Moussaoui still could change his mind, which he did once before. But if he follows through, it will mark the latest twist in a convoluted, sometimes bizarre, case during which Moussaoui has fought with and insulted his lawyers, the judge, and prosecutors but also has had some surprising legal victories. The government has charged Moussaoui with being part of an Al Qaeda conspiracy to commit terrorism that included the 2001 attacks on the World Trade Center and the Pentagon that killed nearly 3,000 people.
The indictment accuses Moussaoui of conspiracy to commit acts of terrorism, commit aircraft piracy, destroy aircraft, murder government employees, and destroy property. The first four charges carry a maximum sentence of death.
Moussaoui has acknowledged that he is an Al Qaeda member and has pledged his allegiance to terrorist leader Osama bin Laden.

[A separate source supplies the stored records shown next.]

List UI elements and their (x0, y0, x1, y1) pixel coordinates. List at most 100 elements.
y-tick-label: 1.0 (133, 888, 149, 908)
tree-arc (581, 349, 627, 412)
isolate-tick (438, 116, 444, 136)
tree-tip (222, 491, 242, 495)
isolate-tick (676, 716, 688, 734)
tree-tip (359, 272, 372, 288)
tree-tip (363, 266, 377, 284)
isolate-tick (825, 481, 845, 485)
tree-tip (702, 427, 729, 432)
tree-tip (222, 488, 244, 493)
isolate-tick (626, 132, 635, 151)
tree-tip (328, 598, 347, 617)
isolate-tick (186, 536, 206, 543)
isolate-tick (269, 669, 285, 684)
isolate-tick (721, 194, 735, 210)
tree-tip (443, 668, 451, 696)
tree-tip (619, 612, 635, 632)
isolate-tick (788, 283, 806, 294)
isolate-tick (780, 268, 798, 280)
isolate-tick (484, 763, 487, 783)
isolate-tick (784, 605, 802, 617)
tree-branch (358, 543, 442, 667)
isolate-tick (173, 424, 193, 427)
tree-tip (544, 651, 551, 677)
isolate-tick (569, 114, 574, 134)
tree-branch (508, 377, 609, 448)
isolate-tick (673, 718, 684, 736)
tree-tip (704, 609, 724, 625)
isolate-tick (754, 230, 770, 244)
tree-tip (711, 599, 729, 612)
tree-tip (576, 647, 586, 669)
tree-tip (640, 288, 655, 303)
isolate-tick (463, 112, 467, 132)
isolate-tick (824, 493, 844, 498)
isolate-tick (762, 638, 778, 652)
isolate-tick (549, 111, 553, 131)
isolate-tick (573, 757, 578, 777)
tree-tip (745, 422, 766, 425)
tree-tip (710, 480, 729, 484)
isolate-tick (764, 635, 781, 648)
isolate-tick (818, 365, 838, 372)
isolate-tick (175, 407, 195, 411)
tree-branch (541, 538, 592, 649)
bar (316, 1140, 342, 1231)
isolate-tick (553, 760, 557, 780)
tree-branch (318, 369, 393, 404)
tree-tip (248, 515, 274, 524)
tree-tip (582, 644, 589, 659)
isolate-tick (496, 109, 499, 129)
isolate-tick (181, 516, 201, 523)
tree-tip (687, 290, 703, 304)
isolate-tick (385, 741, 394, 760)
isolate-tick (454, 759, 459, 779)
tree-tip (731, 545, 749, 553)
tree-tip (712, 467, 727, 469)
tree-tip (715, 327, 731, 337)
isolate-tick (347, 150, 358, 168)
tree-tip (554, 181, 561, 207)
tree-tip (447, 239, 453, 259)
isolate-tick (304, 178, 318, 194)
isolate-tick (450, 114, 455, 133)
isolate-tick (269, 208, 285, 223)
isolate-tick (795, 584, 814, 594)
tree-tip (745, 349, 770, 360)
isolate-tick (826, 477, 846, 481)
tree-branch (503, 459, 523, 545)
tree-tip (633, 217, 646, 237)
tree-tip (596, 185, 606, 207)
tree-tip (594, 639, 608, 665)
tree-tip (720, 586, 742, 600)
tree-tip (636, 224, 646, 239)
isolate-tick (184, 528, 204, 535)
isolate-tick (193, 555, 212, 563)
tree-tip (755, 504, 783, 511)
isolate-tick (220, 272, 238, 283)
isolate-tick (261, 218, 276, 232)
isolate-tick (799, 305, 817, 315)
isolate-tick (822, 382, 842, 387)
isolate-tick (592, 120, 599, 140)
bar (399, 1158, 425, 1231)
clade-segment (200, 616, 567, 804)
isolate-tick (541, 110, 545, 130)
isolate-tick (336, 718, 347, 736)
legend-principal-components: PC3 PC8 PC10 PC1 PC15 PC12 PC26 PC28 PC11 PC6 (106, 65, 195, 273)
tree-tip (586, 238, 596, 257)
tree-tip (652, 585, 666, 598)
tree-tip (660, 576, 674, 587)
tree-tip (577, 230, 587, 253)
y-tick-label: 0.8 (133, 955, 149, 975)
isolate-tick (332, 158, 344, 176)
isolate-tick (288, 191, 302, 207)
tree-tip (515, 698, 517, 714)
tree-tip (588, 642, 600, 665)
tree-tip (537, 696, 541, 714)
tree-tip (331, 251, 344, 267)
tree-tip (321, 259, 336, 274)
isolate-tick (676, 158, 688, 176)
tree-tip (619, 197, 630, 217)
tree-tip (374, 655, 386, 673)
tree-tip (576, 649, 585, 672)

But he has consistently denied involvement in the Sept. 11 plot.
Moussaoui attorney Frank Dunham Jr. said he would not comment. His lawyers, however, opposed his first attempt to plead guilty in 2002, which he later withdrew, and have fought to remove the death penalty as a possible sentence.
Moussaoui's sentence would be determined in a separate legal proceeding that would follow any plea. Federal prosecutors plan to pursue the death penalty at that time, a government official said, noting that the government made no concessions and did not bargain with Moussaoui over a guilty plea. The official spoke on condition of anonymity because the judge has ordered both sides not to discuss the case publicly.
Despite Brinkema's ruling yesterday, several lawyers said Moussaoui's decision only underscores questions about his competence. They recalled his first attempt to plead guilty, a hearing marked by confusing statements and contentious exchanges with the judge.
''I think his competence is in doubt here," said Peter Margulies, a law professor at Roger Williams University in Rhode Island.
Moussaoui's lawyers still could try to appeal on their client's behalf, although a defendant typically waives his right to appeal when he enters a plea, Margulies said. Moussaoui was in US custody on Sept. 11, 2001, having been arrested the previous month after arousing suspicions at a Minnesota flight school.
Khalid Shaikh Mohammed, the purported Sept. 11 mastermind, considered replacing the pilot of the plane that crashed in Pennsylvania with Moussaoui, according to the Sept. 11 commission report. But Mohammed has told interrogators that Moussaoui actually was being considered for a second wave of attacks still in the planning stages.